Yulia was studying on the government-funded course at the Donetsk University. The girl is saying she was happy with her choice since she was going to work as a software developer. But in 2014, she got deprived of her home and the ability to study at the university of her choice.
“It was the end of the academic year, people were scared, they were leaving their homes. At that moment, for no clear reason, the militia started moving in to the student dormitory. Some students were scared to the point of not daring to pick their stuff from the rooms. I couldn’t imagine it would be possible to carry a gun freely in Donetsk or even talk about it. I left for Odessa, chose the university and profession I wanted to acquire. I was not sure whether I could make it to the government-funded course, I was hard pressed for money and my mom stayed in Donetsk region. I decided to start work and wait for another year. I was hoping to the last that the war would stop. I wanted to go on with my studies, to graduate from the university and find a job. I cannot afford to study to the extent required by the state. I have checked out the prices of various universities – they all charge extortionate amounts. I don’t want to keep wandering from one city to another, I like it here in Odessa, I consider this city my second home as I lost my real home,” – the displaced person says.
Yulia says that she regrets losing her scholarship, as applying for a new one in a new city and on the regular terms it is both expensive and risky, yet she wouldn’t like to waste her time on a dubious institution.
“If a student wishes to resume their studies, they have a right to apply for being restored to the course they left,” – says Yelena Makarenko, Deputy Head of the Directorate of General Education of the Donetsk Regional Civil-Military Administration.
For the sake of continuing her studies, the girl is even willing to combine learning with work, but inexperienced young people are not exactly popular with employers.
“I am not hunting for a prestigious diploma. I just want to get some knowledge. I have compared various universities and made a conclusion that it is cheaper to study in Odessa. The average tuition fee is 25 thousand for a 4-year course. I couldn’t find a job by profession, I did not manage to work as a programmer as this industry is not as much advanced in Odessa as it is in Kiev.

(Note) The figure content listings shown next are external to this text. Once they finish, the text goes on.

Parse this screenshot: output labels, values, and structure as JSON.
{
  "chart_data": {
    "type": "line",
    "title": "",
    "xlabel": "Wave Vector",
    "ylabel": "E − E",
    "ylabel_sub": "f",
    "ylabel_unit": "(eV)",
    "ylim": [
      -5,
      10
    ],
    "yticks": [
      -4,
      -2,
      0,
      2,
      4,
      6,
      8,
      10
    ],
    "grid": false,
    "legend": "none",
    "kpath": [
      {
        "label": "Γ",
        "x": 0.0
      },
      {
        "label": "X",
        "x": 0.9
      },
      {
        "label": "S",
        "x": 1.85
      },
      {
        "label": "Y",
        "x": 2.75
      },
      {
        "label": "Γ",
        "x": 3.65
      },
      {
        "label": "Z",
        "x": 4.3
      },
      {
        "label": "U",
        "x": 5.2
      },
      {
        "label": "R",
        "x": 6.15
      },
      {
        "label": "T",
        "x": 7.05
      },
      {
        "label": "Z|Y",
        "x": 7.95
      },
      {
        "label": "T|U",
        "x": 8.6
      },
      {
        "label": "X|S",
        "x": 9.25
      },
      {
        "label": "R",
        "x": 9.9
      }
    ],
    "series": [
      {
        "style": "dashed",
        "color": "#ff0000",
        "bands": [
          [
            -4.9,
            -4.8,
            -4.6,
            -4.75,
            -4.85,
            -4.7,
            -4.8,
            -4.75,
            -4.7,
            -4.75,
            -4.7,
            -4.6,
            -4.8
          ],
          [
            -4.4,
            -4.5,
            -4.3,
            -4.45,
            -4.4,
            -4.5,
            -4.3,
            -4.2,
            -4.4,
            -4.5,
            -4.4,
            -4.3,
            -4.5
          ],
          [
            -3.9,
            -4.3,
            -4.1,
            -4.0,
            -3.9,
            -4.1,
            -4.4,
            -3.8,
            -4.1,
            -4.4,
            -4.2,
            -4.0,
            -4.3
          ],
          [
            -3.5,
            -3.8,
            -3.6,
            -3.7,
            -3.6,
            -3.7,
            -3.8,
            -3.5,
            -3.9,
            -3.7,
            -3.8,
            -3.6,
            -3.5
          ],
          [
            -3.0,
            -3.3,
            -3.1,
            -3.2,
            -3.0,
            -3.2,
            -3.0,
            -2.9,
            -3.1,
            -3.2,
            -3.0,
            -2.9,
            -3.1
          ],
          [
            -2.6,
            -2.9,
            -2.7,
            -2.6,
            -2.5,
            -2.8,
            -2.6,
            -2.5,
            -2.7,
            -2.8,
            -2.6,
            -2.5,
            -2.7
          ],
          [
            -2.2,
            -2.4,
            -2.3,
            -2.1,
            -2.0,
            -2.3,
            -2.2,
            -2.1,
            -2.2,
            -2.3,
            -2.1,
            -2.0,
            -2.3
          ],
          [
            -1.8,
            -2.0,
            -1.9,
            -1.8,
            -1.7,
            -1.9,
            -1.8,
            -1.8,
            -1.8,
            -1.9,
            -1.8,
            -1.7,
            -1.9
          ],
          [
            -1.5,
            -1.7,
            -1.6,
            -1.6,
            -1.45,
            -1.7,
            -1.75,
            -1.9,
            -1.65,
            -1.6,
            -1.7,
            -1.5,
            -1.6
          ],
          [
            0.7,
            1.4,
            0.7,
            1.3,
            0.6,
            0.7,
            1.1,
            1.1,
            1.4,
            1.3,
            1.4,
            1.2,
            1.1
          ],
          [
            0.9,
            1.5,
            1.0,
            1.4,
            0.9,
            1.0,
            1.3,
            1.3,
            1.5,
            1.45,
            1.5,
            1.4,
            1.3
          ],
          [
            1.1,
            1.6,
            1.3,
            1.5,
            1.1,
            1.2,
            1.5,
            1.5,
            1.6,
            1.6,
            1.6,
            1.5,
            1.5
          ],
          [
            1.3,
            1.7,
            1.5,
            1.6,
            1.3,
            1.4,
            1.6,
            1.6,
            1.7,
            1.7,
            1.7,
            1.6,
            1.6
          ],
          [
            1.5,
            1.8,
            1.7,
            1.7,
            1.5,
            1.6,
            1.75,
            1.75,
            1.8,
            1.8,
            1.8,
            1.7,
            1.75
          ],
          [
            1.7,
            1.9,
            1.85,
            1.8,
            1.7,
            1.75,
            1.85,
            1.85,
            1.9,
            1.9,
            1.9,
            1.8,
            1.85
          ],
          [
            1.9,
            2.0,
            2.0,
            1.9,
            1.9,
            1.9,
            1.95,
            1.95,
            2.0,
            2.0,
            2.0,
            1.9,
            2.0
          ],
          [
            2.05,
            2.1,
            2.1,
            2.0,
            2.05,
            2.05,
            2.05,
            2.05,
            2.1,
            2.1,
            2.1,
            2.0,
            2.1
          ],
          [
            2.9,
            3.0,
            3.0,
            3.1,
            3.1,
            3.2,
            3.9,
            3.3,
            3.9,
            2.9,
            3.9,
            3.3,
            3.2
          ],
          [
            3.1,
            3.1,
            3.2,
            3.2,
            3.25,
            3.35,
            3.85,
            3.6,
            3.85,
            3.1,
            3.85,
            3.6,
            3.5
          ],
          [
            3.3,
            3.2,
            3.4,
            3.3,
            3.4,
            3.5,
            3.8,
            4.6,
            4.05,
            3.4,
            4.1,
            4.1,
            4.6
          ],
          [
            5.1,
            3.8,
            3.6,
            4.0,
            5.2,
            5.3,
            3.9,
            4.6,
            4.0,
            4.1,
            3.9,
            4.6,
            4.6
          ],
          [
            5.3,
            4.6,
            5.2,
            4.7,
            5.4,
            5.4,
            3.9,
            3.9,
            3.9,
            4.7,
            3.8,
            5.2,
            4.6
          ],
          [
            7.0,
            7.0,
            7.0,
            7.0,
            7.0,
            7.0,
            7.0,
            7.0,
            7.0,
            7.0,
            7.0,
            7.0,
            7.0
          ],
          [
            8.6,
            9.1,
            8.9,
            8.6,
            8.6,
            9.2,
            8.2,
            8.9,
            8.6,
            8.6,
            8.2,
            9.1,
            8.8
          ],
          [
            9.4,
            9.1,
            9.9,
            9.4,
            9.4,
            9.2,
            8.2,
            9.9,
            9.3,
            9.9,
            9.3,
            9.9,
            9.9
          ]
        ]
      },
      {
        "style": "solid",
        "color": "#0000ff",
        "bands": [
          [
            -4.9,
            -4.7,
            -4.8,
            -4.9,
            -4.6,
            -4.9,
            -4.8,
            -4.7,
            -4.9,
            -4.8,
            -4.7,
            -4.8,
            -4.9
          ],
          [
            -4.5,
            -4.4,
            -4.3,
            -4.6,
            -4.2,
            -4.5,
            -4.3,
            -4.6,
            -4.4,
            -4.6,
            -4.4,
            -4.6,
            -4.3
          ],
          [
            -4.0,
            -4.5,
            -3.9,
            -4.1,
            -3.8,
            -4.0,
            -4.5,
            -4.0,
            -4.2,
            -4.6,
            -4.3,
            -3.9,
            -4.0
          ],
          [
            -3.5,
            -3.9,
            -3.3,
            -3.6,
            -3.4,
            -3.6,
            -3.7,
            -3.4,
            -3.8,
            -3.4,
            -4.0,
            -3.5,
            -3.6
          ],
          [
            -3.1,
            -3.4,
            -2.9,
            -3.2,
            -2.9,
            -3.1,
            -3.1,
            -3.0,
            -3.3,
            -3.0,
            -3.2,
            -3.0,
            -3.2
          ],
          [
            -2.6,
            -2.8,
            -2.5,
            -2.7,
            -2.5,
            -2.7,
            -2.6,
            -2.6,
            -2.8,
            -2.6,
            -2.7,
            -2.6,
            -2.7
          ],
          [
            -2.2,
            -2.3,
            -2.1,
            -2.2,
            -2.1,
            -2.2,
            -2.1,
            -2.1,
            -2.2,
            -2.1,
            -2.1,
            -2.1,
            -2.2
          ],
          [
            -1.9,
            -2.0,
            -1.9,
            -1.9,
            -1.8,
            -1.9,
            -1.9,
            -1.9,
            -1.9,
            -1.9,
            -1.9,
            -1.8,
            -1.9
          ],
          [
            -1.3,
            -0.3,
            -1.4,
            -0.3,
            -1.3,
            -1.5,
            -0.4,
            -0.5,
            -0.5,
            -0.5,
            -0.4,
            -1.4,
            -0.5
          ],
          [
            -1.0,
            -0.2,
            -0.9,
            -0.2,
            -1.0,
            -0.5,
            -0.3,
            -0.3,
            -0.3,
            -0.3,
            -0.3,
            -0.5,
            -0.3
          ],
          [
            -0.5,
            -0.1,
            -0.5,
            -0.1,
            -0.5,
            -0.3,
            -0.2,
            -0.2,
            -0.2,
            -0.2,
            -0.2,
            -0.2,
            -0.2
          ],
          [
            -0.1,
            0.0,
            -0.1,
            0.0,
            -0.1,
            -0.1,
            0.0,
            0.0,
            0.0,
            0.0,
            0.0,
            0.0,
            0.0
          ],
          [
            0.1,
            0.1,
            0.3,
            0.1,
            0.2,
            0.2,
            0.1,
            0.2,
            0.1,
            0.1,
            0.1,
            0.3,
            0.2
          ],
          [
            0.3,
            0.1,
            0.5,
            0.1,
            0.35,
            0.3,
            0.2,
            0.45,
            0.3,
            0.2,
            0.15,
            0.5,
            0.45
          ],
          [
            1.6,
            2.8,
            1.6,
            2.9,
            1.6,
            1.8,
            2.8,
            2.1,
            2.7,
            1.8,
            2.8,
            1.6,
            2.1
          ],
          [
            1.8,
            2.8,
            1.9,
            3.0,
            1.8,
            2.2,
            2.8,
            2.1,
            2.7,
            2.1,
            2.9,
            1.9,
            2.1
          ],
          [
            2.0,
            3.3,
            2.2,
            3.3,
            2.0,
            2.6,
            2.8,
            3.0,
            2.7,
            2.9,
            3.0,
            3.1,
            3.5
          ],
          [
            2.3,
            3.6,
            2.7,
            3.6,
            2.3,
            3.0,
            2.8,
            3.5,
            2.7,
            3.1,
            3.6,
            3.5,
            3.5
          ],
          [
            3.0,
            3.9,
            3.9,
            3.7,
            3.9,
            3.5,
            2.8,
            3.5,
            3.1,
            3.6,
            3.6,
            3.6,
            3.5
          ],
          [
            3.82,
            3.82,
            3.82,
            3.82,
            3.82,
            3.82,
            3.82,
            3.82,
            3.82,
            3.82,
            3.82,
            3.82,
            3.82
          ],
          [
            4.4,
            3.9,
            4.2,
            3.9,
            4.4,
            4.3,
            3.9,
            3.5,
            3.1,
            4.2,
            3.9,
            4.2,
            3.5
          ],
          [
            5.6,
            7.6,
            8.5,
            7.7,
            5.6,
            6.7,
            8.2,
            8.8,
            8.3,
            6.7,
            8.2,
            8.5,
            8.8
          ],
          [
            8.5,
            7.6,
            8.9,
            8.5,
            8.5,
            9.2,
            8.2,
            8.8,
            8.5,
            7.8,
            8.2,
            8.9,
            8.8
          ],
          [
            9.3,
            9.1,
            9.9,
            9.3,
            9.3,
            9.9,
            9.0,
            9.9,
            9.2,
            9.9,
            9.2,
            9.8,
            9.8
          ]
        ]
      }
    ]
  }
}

Employers look for the experience in their employees, the very skills that I was supposed to acquire at the university. I am not entitled to any benefits from the state whatsoever, because I was paid with cash, which in the eyes of the government means I was officially unemployed. I can’t find a job where I could apply my professional skills, I could only do a low-paid, unofficial job,” – says Yulia.
The girl says that her family want her to come back to her home city. However, she is positive that Donetsk will never be the same again, so she is trying to establish a new home in a new place.
“Mom is urging me to come back home, but I can’t see some people who used to live there. Many of them left, like I did, and they have no intention to come back. I will keep going without relying on any help from the government. The way life is going suggests that you can only count on yourself. People have grown accustomed to the war, but I would not be able to put up with the war and keep living under bullets,” – the displaced person told us.
Yulia has a question to lawyers and public officials.
“Do I have a right to a second education since I am not succeeding with the first one? Could there be any discounts or concessions?” – Yulia wonders.
Tatiana Ivanova, a human rights activist, points out, “The second education does not make provisions for any privileges. As far as I understand, Yulia managed to get her bachelor degree in Donetsk. She might want to try and apply for the specialist course on a government-funded basis. There are currently many public organizations which are involved in solving IDPs’ problems free of charge, so it could be a great idea to turn to them.”